Obama was cited for his “extraordinary efforts to strengthen international diplomacy and cooperation between peoples.” Yes, he has reached out to adversaries (notably Iran, with mixed results). Yes, he delivered an admirable speech in Cairo in which he called for “a new beginning between the United States and Muslims around the world.” Yes, he has called for a world without nuclear weapons. But all of these initiatives are, to use a polite word, aspirational.

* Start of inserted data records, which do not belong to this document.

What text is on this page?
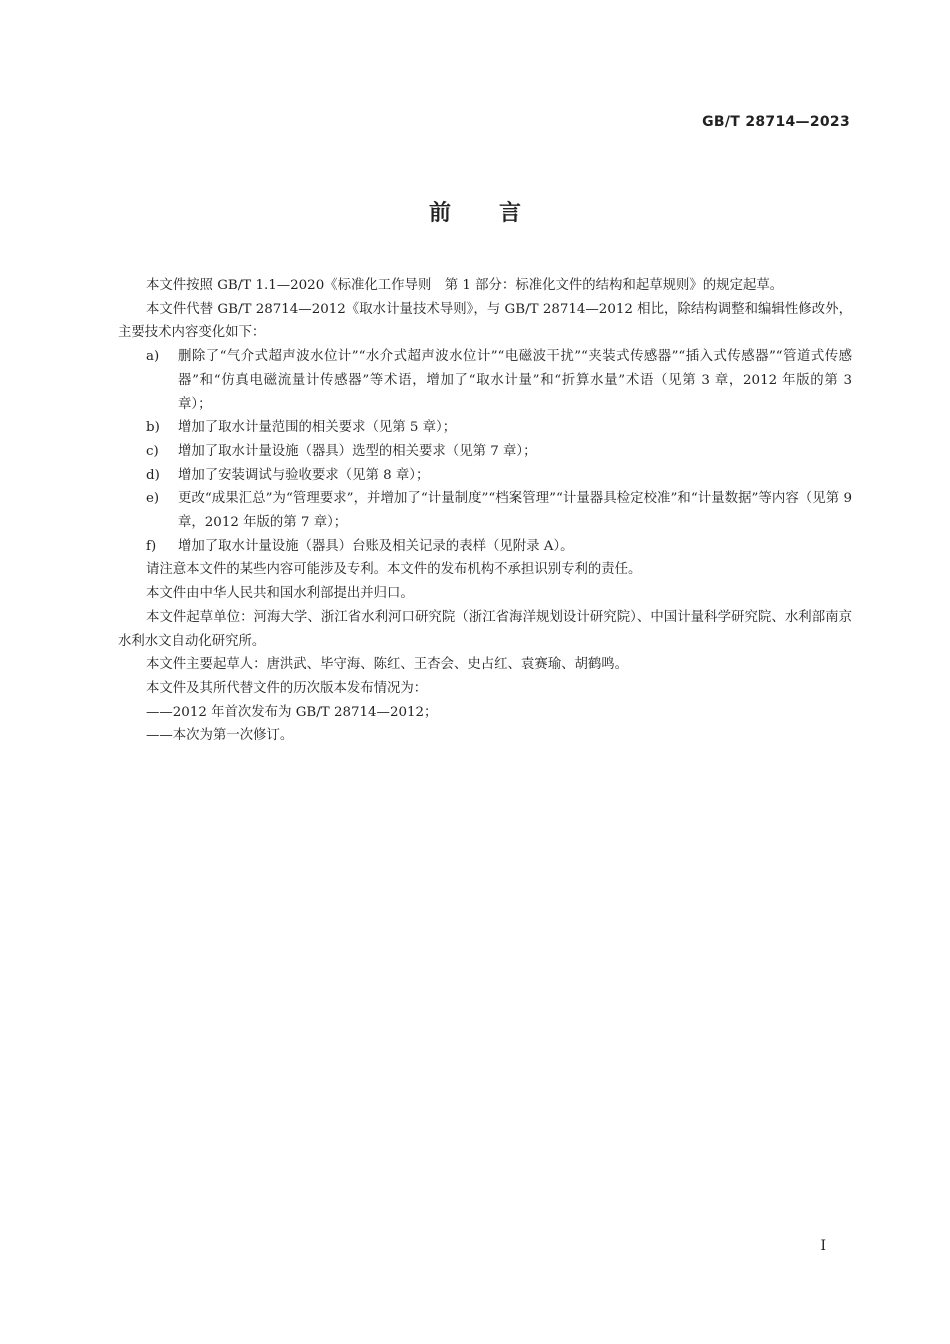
GB/T 28714—2023
前言

本文件按照 GB/T 1.1—2020《标准化工作导则　第 1 部分：标准化文件的结构和起草规则》的规定起草。

本文件代替 GB/T 28714—2012《取水计量技术导则》，与 GB/T 28714—2012 相比，除结构调整和编辑性修改外，主要技术内容变化如下：

a)	删除了“气介式超声波水位计”“水介式超声波水位计”“电磁波干扰”“夹装式传感器”“插入式传感器”“管道式传感器”和“仿真电磁流量计传感器”等术语，增加了“取水计量”和“折算水量”术语（见第 3 章，2012 年版的第 3 章）；
b)	增加了取水计量范围的相关要求（见第 5 章）；
c)	增加了取水计量设施（器具）选型的相关要求（见第 7 章）；
d)	增加了安装调试与验收要求（见第 8 章）；
e)	更改“成果汇总”为“管理要求”，并增加了“计量制度”“档案管理”“计量器具检定校准”和“计量数据”等内容（见第 9 章，2012 年版的第 7 章）；
f)	增加了取水计量设施（器具）台账及相关记录的表样（见附录 A）。

请注意本文件的某些内容可能涉及专利。本文件的发布机构不承担识别专利的责任。

本文件由中华人民共和国水利部提出并归口。

本文件起草单位：河海大学、浙江省水利河口研究院（浙江省海洋规划设计研究院）、中国计量科学研究院、水利部南京水利水文自动化研究所。

本文件主要起草人：唐洪武、毕守海、陈红、王杏会、史占红、袁赛瑜、胡鹤鸣。

本文件及其所代替文件的历次版本发布情况为：

——2012 年首次发布为 GB/T 28714—2012；

——本次为第一次修订。

I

By contrast, other political leaders have received the prize for real accomplishments (though a secondary purpose was to encourage further progress). That was the case with Anwar Sadat and Menachem Begin, who were awarded the 1978 prize for the Camp David peace accords, and, 20 years later, with David Trimble and John Hume, the Northern Ireland politicians who were honored for the Good Friday peace agreement. In 1973, Henry Kissinger and North Vietnam’s Le Duc Tho were recognized for a peace agreement that ultimately went awry, but at least there was an agreement. (Prophetically, Le Duc Tho declined the award because lasting peace hadn’t been established.)
It’s hard to escape the impression that Obama was honored because he isn’t George W. Bush. That’s an admirable trait, but it doesn’t entitle him to a distinction Alfred Nobel said should be conferred on “the person who shall have done the most or the best work for fraternity between nations, for the abolition or reduction of standing armies and for the holding and promotion of peace congresses.” We suspect that Obama would agree.